Thank you for post this, Seth! I remember this moment well. He also pinned my Captain bars on at an earlier event. We played tennis together and we also played golf. We played the Saigon Country Club—once before the fly boys bombed and once after. It was like playing Gary Patterson farcical golf course holes. He never got me to jog, however. There’s also a sidebar to the medal ceremony. I will tell you about it and a few other stories I need to write. And BTW, I can assure you I know how to spell army. Blessings.
Seth- As one who is blessed with a legacy of honorable men, (my father and grandfathers) I’ve decided the best and absolute honor I can do for them, is to “pay it forward” and “spread it around” to future generations. Powerful stuff when your earthly father reflects the heavenly Father’s love, justice, and mercy. I’m forever grateful for the impact of these men on my life and journey. We need to make this honor common, NOT rare.
Amen, Andy. It is a stewardship we all share.
Thanks for making my dad’s Father’s Day, Zack. What a wonderful story!

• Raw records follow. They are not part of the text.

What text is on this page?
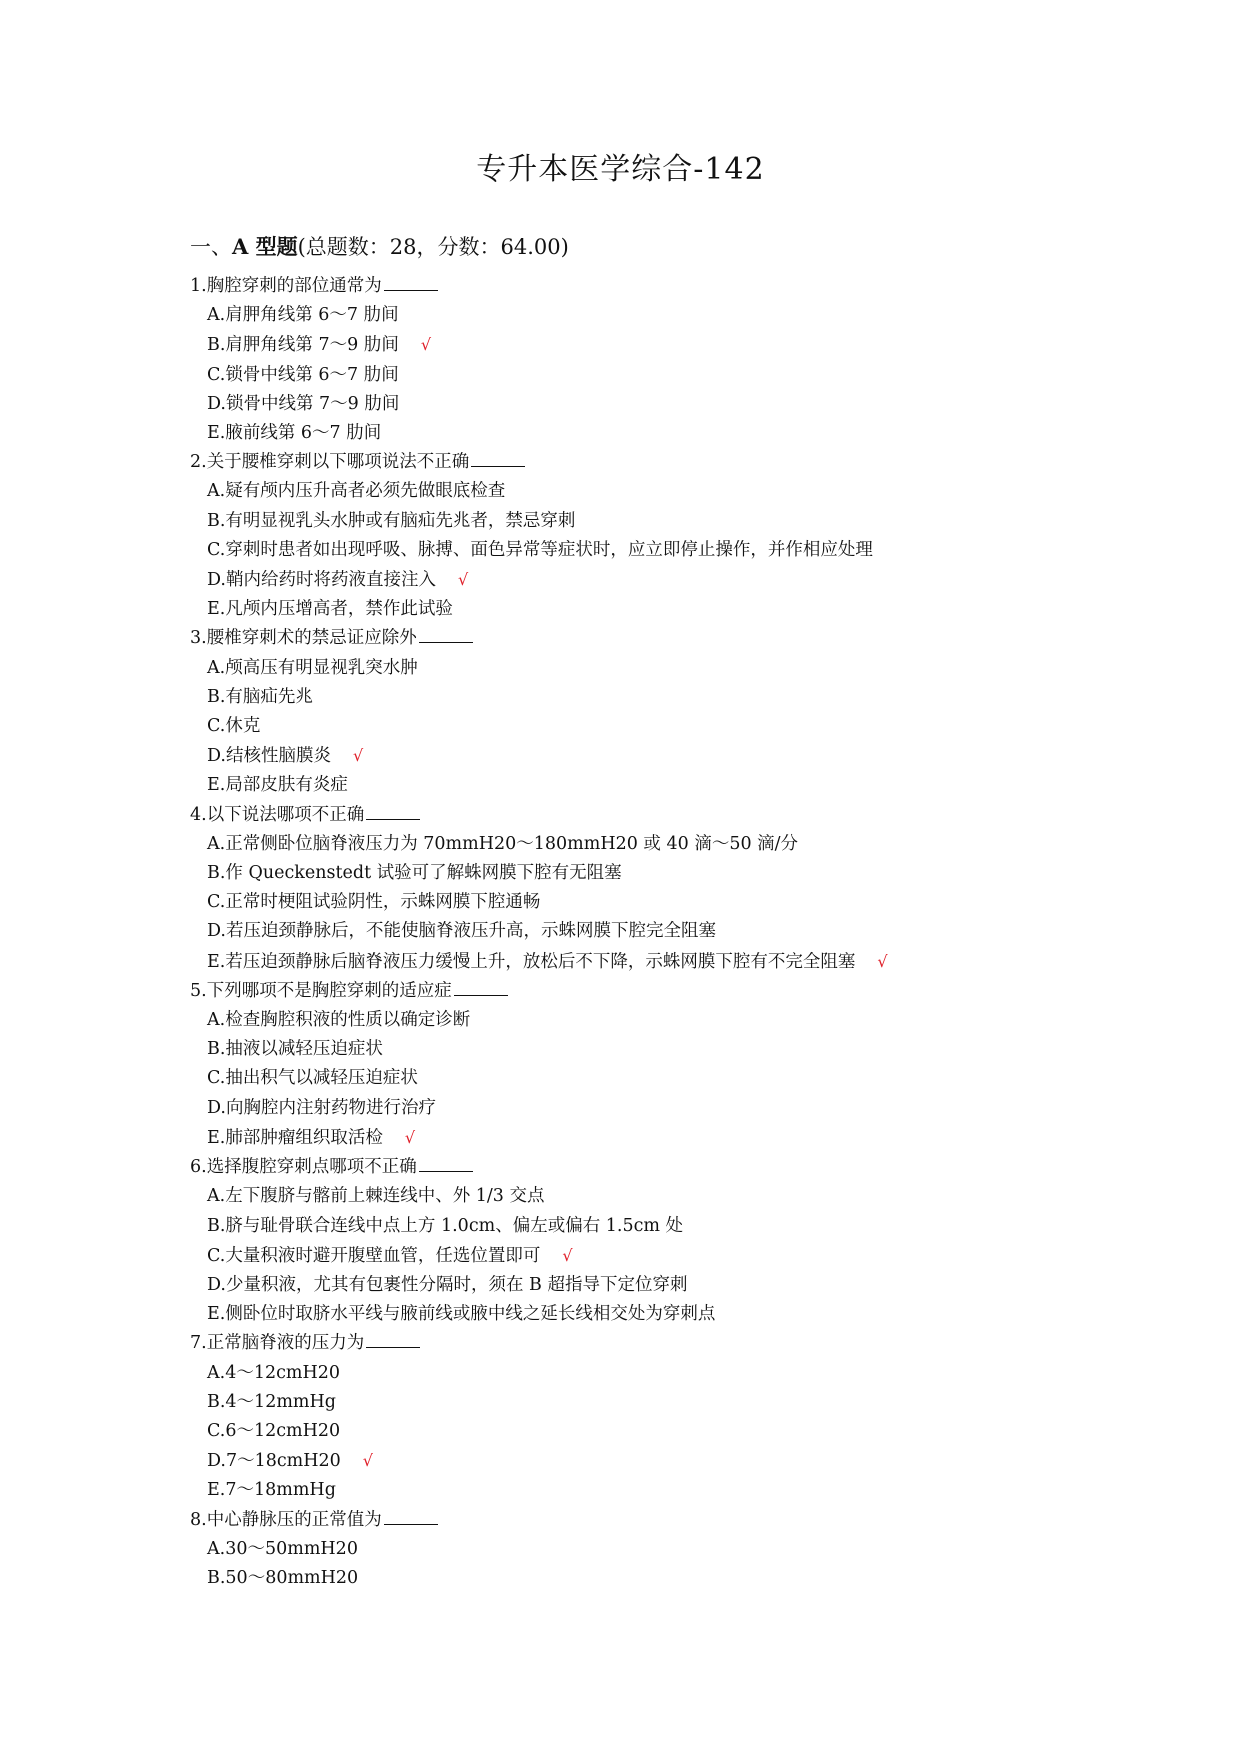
专升本医学综合-142
一、A 型题(总题数：28，分数：64.00)
1.胸腔穿刺的部位通常为
A.肩胛角线第 6～7 肋间
B.肩胛角线第 7～9 肋间 √
C.锁骨中线第 6～7 肋间
D.锁骨中线第 7～9 肋间
E.腋前线第 6～7 肋间
2.关于腰椎穿刺以下哪项说法不正确
A.疑有颅内压升高者必须先做眼底检查
B.有明显视乳头水肿或有脑疝先兆者，禁忌穿刺
C.穿刺时患者如出现呼吸、脉搏、面色异常等症状时，应立即停止操作，并作相应处理
D.鞘内给药时将药液直接注入 √
E.凡颅内压增高者，禁作此试验
3.腰椎穿刺术的禁忌证应除外
A.颅高压有明显视乳突水肿
B.有脑疝先兆
C.休克
D.结核性脑膜炎 √
E.局部皮肤有炎症
4.以下说法哪项不正确
A.正常侧卧位脑脊液压力为 70mmH20～180mmH20 或 40 滴～50 滴/分
B.作 Queckenstedt 试验可了解蛛网膜下腔有无阻塞
C.正常时梗阻试验阴性，示蛛网膜下腔通畅
D.若压迫颈静脉后，不能使脑脊液压升高，示蛛网膜下腔完全阻塞
E.若压迫颈静脉后脑脊液压力缓慢上升，放松后不下降，示蛛网膜下腔有不完全阻塞 √
5.下列哪项不是胸腔穿刺的适应症
A.检查胸腔积液的性质以确定诊断
B.抽液以减轻压迫症状
C.抽出积气以减轻压迫症状
D.向胸腔内注射药物进行治疗
E.肺部肿瘤组织取活检 √
6.选择腹腔穿刺点哪项不正确
A.左下腹脐与髂前上棘连线中、外 1/3 交点
B.脐与耻骨联合连线中点上方 1.0cm、偏左或偏右 1.5cm 处
C.大量积液时避开腹壁血管，任选位置即可 √
D.少量积液，尤其有包裹性分隔时，须在 B 超指导下定位穿刺
E.侧卧位时取脐水平线与腋前线或腋中线之延长线相交处为穿刺点
7.正常脑脊液的压力为
A.4～12cmH20
B.4～12mmHg
C.6～12cmH20
D.7～18cmH20 √
E.7～18mmHg
8.中心静脉压的正常值为
A.30～50mmH20
B.50～80mmH20
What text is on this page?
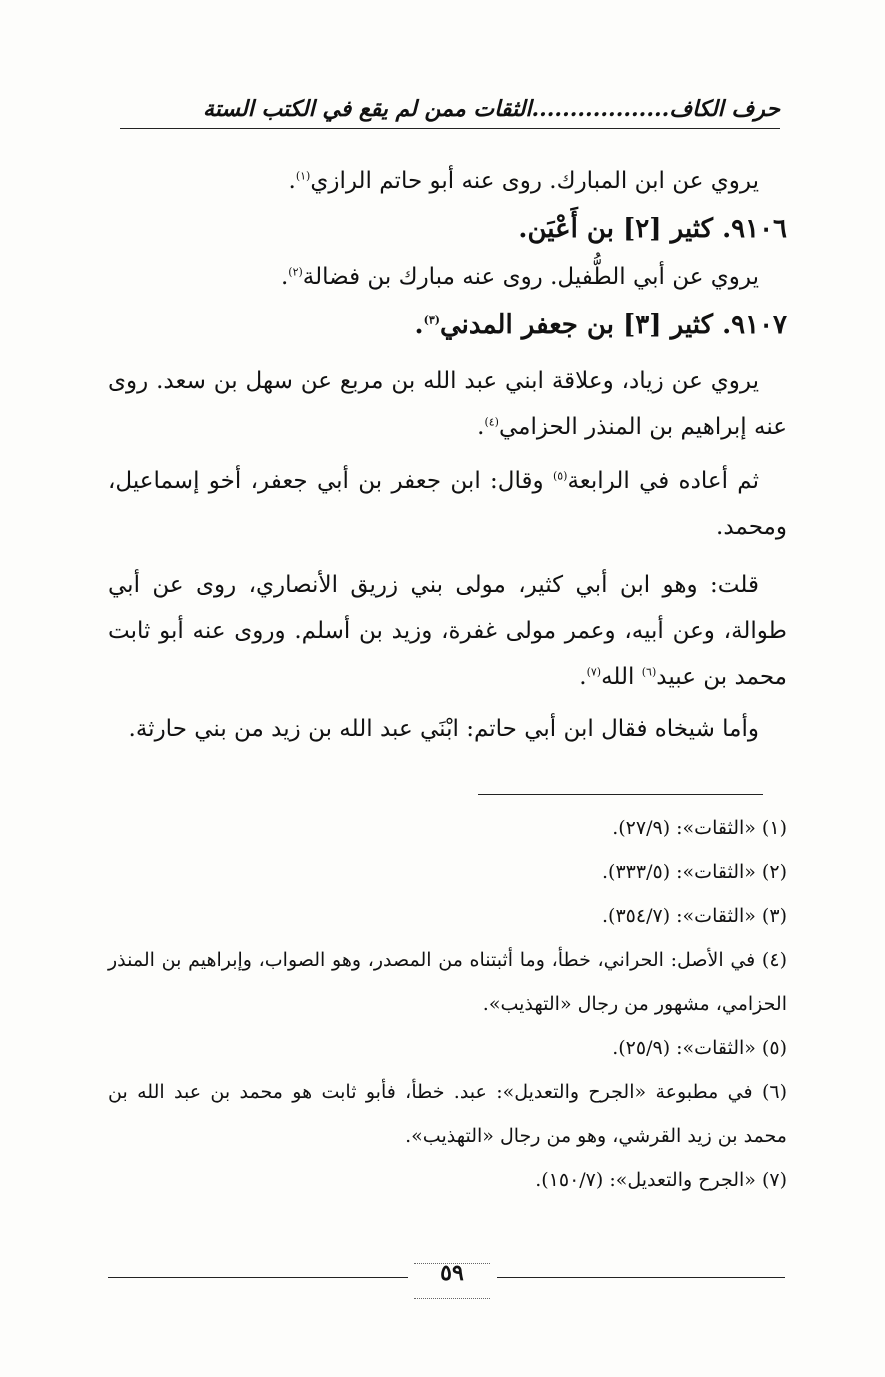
حرف الكاف..................الثقات ممن لم يقع في الكتب الستة

يروي عن ابن المبارك. روى عنه أبو حاتم الرازي$^{(١)}$.

٩١٠٦. كثير [٢] بن أَعْيَن.

يروي عن أبي الطُّفيل. روى عنه مبارك بن فضالة$^{(٢)}$.

٩١٠٧. كثير [٣] بن جعفر المدني$^{(٣)}$.

يروي عن زياد، وعلاقة ابني عبد الله بن مربع عن سهل بن سعد. روى عنه إبراهيم بن المنذر الحزامي$^{(٤)}$.

ثم أعاده في الرابعة$^{(٥)}$ وقال: ابن جعفر بن أبي جعفر، أخو إسماعيل، ومحمد.

قلت: وهو ابن أبي كثير، مولى بني زريق الأنصاري، روى عن أبي طوالة، وعن أبيه، وعمر مولى غفرة، وزيد بن أسلم. وروى عنه أبو ثابت محمد بن عبيد$^{(٦)}$ الله$^{(٧)}$.

وأما شيخاه فقال ابن أبي حاتم: ابْنَي عبد الله بن زيد من بني حارثة.

(١) «الثقات»: (٢٧/٩).

(٢) «الثقات»: (٣٣٣/٥).

(٣) «الثقات»: (٣٥٤/٧).

(٤) في الأصل: الحراني، خطأ، وما أثبتناه من المصدر، وهو الصواب، وإبراهيم بن المنذر الحزامي، مشهور من رجال «التهذيب».

(٥) «الثقات»: (٢٥/٩).

(٦) في مطبوعة «الجرح والتعديل»: عبد. خطأ، فأبو ثابت هو محمد بن عبد الله بن محمد بن زيد القرشي، وهو من رجال «التهذيب».

(٧) «الجرح والتعديل»: (١٥٠/٧).

٥٩
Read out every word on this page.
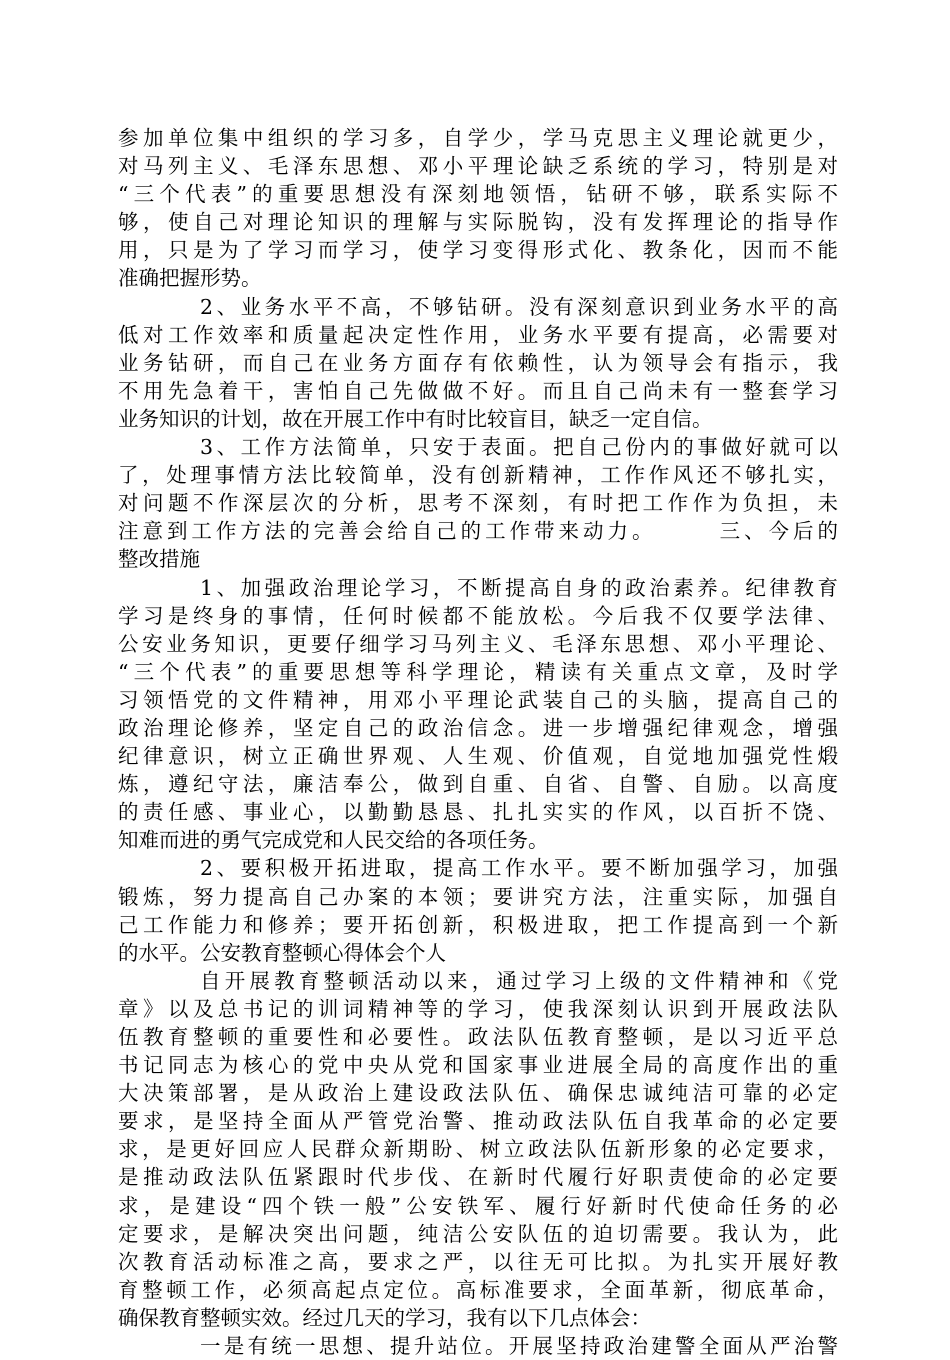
参加单位集中组织的学习多，自学少，学马克思主义理论就更少，
对马列主义、毛泽东思想、邓小平理论缺乏系统的学习，特别是对
“三个代表”的重要思想没有深刻地领悟，钻研不够，联系实际不
够，使自己对理论知识的理解与实际脱钩，没有发挥理论的指导作
用，只是为了学习而学习，使学习变得形式化、教条化，因而不能
准确把握形势。
2、业务水平不高，不够钻研。没有深刻意识到业务水平的高
低对工作效率和质量起决定性作用，业务水平要有提高，必需要对
业务钻研，而自己在业务方面存有依赖性，认为领导会有指示，我
不用先急着干，害怕自己先做做不好。而且自己尚未有一整套学习
业务知识的计划，故在开展工作中有时比较盲目，缺乏一定自信。
3、工作方法简单，只安于表面。把自己份内的事做好就可以
了，处理事情方法比较简单，没有创新精神，工作作风还不够扎实，
对问题不作深层次的分析，思考不深刻，有时把工作作为负担，未
注意到工作方法的完善会给自己的工作带来动力。　　　三、今后的
整改措施
1、加强政治理论学习，不断提高自身的政治素养。纪律教育
学习是终身的事情，任何时候都不能放松。今后我不仅要学法律、
公安业务知识，更要仔细学习马列主义、毛泽东思想、邓小平理论、
“三个代表”的重要思想等科学理论，精读有关重点文章，及时学
习领悟党的文件精神，用邓小平理论武装自己的头脑，提高自己的
政治理论修养，坚定自己的政治信念。进一步增强纪律观念，增强
纪律意识，树立正确世界观、人生观、价值观，自觉地加强党性煅
炼，遵纪守法，廉洁奉公，做到自重、自省、自警、自励。以高度
的责任感、事业心，以勤勤恳恳、扎扎实实的作风，以百折不饶、
知难而进的勇气完成党和人民交给的各项任务。
2、要积极开拓进取，提高工作水平。要不断加强学习，加强
锻炼，努力提高自己办案的本领；要讲究方法，注重实际，加强自
己工作能力和修养；要开拓创新，积极进取，把工作提高到一个新
的水平。公安教育整顿心得体会个人
自开展教育整顿活动以来，通过学习上级的文件精神和《党
章》以及总书记的训词精神等的学习，使我深刻认识到开展政法队
伍教育整顿的重要性和必要性。政法队伍教育整顿，是以习近平总
书记同志为核心的党中央从党和国家事业进展全局的高度作出的重
大决策部署，是从政治上建设政法队伍、确保忠诚纯洁可靠的必定
要求，是坚持全面从严管党治警、推动政法队伍自我革命的必定要
求，是更好回应人民群众新期盼、树立政法队伍新形象的必定要求，
是推动政法队伍紧跟时代步伐、在新时代履行好职责使命的必定要
求，是建设“四个铁一般”公安铁军、履行好新时代使命任务的必
定要求，是解决突出问题，纯洁公安队伍的迫切需要。我认为，此
次教育活动标准之高，要求之严，以往无可比拟。为扎实开展好教
育整顿工作，必须高起点定位。高标准要求，全面革新，彻底革命，
确保教育整顿实效。经过几天的学习，我有以下几点体会：
一是有统一思想、提升站位。开展坚持政治建警全面从严治警
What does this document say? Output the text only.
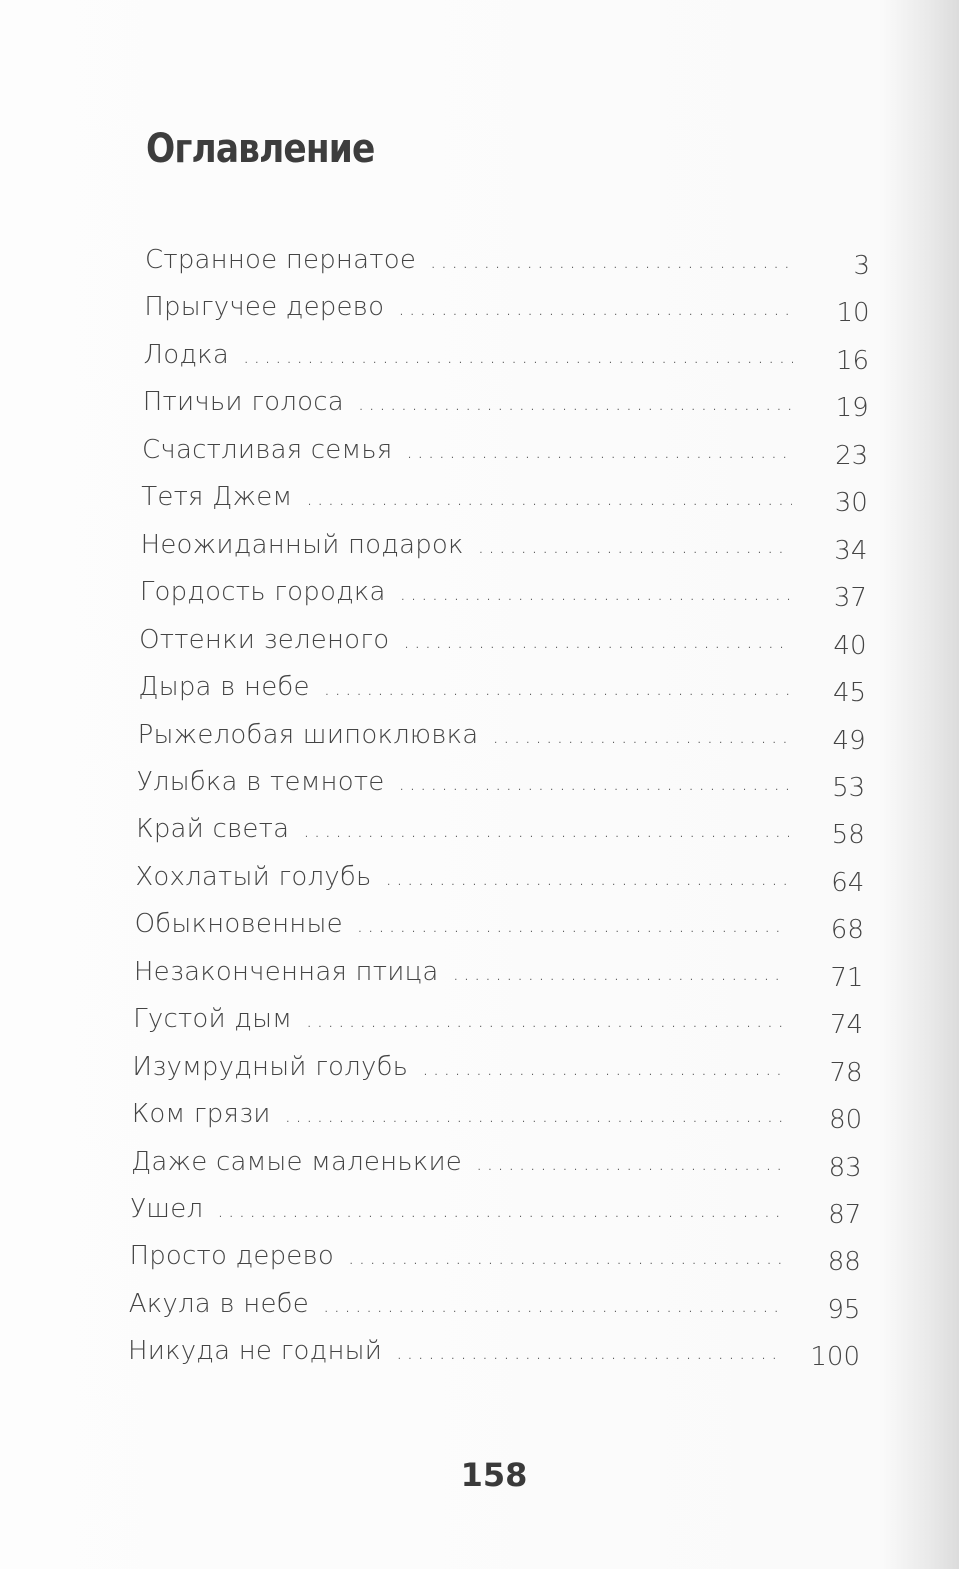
Оглавление
Странное пернатое . . .	3
Прыгучее дерево . . .	10
Лодка . . .	16
Птичьи голоса . . .	19
Счастливая семья . . .	23
Тетя Джем . . .	30
Неожиданный подарок . . .	34
Гордость городка . . .	37
Оттенки зеленого . . .	40
Дыра в небе . . .	45
Рыжелобая шипоклювка . . .	49
Улыбка в темноте . . .	53
Край света . . .	58
Хохлатый голубь . . .	64
Обыкновенные . . .	68
Незаконченная птица . . .	71
Густой дым . . .	74
Изумрудный голубь . . .	78
Ком грязи . . .	80
Даже самые маленькие . . .	83
Ушел . . .	87
Просто дерево . . .	88
Акула в небе . . .	95
Никуда не годный . . .	100
158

Seth, this came at a great time for me. I’m a young adult and wonder how to honor my father and mother while they are separated. My father was unfaithful, and is a work-a-holic at our family business in our small town, as well as a heavy drinker. He hasn’t attended church with us in years and treats my mom poorly even though she has remained faithful to her vows and our family. My younger siblings notice these things, and he doesn’t attempt to see them very often. I am hoping you could email me advice on how to honor him, and my mother, during this difficult time. I’ve noticed recently that my dad only listens to me, and although I know that he needs a Christian male mentor I feel like I have an opportunity with him. Thanks for posting!
Elizabeth, you are carrying a lot. I sense the Lord’s great compassion for you. He knows how heavy it feels to you. He is there with you and I believe he wants you to sense that he will help you shoulder the burden. The Lord will give you wisdom to navigate this season with grace and discernment.